AI dialogue is immediately much more real, and the final answer will not be too one-sided, but there will be a different dimension of thinking.
Tip 3: Turn one “evolution” into multiple “evolutions”
You can let the AI come up with a bunch of alternatives first, and then force out the best solution through layer by layer elimination and evolution.
“In the first round, let the AI do 10 plans, kill 5 in the second round, and let the rest mate evolve in the third round.”
Throughout the evolutionary process, the accuracy of the answer will gradually improve, getting closer and closer to the optimal solution.
4. In which scenarios are these gameplays best used?
OK, maybe you have to ask, which scenarios are these gameplays suitable for?

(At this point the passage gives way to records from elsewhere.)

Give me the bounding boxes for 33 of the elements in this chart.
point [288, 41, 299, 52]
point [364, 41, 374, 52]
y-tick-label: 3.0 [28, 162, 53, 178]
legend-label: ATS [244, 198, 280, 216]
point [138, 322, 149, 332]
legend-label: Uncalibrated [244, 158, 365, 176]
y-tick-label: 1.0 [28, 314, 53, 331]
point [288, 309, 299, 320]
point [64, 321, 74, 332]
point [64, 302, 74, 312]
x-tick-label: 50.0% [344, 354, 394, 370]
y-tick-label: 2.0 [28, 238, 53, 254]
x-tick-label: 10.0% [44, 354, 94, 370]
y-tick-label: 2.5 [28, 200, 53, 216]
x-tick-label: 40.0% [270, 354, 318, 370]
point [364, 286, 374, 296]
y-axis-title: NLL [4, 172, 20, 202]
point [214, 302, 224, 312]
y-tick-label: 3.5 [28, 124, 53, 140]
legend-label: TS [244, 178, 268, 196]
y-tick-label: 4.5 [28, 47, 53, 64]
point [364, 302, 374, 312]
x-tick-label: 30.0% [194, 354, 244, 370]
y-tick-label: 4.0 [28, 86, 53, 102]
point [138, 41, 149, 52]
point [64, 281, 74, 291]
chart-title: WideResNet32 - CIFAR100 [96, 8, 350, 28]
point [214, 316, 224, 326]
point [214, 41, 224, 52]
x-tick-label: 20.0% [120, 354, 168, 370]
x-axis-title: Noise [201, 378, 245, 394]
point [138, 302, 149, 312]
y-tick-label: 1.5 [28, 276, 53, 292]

Come on, give some examples –
1. Controversial topics
Climate change and related controversial issues, where different factions have different opinions, can make the group intelligence highly simulated, and the wisdom of the masses is higher than that of individuals.
2. Creative divergence
Story creation and product design have made a lot of different AI heads storm and do some unusual ideas.
3. Complex decision-making
For more complex issues such as business strategy or public policy, listening to a few opinions is less likely to go wrong.
Scenarios that are not suitable
There are always some problems that are not suitable for this kind of routine:
1. Simple factual questions
For example, “How high is Mount Everest?” “This kind of fixed answer is cumbersome to use this method too much.
2. Questions with a single standard answer
Similar to “What is 1+1 equal to? Don’t toss this kind of thing, the more you toss, the more outrageous it becomes.